"I'm getting older too." Stevie Nicks

As I sat with my Nana last week at her long-term facility, I had a strange occurrence. As I sat there massaging her worn and old 94-year old tootsies, with her lying in her bed, there was an infomercial on TV featuring Cindy Crawford and a doctor from France, called “The Youth Guru”. They had created a line of beauty products to restore skin and stop the aging process. Yes, they actually used the word: “stop”. I thought to myself: Are you kidding me?   I looked down and Nana and thought that we’re all going to end up here anyway, why are people trying to deny this? We are so obsessed with trying to stop the naturally aging process, which to me seems so very unnatural. As I sat with Nana, I wondered where the time went; it seems it was not so long ago that she was hopping on buses to come and see us in Barrie, after getting off planes from places like England, Sri Lanka and Florida, with treasures to share from her trips. These days, the only trips she is taking is down to the dining room to take her meals, and then the trips in her mind, which are currently bringing her back to her childhood days. She’s constantly reciting nursery rhymes, particularly, “Hey diddle, diddle,” which she usually just paraphrases into her now infamous phrase, “Over the Moon”. I have a feeling that she knows she’ll be going over the moon soon, and that her days here in this realm are limited.

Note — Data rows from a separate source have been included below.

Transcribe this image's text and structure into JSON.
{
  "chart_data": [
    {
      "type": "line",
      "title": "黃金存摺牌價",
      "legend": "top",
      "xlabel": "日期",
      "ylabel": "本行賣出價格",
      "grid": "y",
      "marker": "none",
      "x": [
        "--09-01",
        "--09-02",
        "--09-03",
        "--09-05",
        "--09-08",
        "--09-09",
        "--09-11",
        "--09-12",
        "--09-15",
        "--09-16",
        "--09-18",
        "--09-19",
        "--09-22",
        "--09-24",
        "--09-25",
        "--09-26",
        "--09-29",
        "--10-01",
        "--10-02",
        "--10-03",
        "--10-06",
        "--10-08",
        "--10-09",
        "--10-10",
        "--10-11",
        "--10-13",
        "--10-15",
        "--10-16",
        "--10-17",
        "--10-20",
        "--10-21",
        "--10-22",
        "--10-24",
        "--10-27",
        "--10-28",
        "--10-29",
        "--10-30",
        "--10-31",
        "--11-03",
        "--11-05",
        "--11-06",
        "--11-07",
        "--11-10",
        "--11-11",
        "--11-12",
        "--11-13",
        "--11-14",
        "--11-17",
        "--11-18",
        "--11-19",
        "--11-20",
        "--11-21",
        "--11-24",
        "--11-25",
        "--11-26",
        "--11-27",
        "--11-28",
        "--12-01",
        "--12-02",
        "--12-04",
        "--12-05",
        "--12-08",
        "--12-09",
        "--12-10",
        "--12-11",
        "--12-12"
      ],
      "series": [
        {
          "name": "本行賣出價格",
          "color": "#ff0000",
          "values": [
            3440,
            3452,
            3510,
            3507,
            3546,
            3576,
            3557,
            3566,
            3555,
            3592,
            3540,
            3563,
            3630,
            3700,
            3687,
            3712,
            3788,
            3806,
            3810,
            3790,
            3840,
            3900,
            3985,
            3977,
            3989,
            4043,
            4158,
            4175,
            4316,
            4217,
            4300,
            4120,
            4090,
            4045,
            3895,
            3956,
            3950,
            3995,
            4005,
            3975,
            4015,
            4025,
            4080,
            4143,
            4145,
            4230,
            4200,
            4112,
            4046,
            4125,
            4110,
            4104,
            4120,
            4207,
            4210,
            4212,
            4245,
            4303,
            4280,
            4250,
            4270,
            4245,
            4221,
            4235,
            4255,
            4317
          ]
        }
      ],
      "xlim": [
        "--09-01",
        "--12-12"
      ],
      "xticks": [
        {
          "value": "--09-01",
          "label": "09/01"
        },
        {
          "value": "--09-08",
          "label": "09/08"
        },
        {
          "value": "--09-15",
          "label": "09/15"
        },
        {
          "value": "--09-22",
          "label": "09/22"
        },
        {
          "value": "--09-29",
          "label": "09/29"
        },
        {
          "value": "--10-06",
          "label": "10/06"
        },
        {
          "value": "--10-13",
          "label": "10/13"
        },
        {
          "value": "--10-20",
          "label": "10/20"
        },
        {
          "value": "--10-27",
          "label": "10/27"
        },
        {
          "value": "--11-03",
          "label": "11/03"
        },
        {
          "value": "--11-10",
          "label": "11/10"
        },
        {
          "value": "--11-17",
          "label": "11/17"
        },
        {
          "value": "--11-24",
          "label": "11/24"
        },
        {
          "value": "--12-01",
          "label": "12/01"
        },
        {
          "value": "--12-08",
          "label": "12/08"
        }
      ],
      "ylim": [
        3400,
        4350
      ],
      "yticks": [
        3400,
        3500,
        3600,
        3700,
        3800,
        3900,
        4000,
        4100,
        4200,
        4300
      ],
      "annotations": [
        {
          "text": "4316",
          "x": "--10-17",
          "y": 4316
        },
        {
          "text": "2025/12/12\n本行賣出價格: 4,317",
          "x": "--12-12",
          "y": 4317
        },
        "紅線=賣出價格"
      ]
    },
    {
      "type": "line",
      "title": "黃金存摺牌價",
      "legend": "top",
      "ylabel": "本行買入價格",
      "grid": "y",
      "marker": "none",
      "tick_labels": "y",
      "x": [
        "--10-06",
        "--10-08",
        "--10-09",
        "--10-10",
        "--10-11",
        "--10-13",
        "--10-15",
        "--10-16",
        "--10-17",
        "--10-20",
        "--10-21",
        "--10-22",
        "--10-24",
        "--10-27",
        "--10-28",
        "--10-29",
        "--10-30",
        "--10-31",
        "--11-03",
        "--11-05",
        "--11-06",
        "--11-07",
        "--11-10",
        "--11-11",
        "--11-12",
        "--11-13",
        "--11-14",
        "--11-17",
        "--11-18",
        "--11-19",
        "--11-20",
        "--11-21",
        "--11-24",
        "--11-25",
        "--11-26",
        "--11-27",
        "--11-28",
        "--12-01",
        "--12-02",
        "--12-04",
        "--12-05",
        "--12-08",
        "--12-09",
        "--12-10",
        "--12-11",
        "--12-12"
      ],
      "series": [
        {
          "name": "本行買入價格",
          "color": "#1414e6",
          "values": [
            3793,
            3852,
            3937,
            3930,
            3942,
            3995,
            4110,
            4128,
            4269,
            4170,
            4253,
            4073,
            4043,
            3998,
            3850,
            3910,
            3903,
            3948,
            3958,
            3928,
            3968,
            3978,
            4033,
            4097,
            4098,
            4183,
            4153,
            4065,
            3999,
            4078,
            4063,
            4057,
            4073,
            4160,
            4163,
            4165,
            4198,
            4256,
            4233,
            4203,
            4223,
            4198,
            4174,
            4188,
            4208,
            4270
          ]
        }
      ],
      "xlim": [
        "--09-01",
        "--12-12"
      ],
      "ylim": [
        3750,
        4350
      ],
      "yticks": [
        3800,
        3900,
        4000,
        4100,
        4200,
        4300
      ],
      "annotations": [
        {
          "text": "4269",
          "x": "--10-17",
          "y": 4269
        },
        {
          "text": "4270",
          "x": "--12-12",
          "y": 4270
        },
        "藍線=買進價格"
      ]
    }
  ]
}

What’s really interesting to me is that although she can’t remember what she had for lunch, which may have happened only 15 minutes prior to this, she can remember the words to most American Songbook tune, and other jazz standards. So, lately I go and sit at her electric piano, which is sitting in her room, and play “Name that Tune” with her. I’ll only have to play a couple of bars, and she’ll chime in with the lyrics, “…missed the Saturday dance, heard they crowded the floor….” It’s truly amazing. Hearing songs that she knows brings her comfort, and I can totally relate to that, as we all can I’m sure. Hearing that favourite Depeche Mode tune that you slow danced to with a certain someone at a patroller dance in grade 6, can bring you back to that time of innocence, when all you had to worry about was your next math test.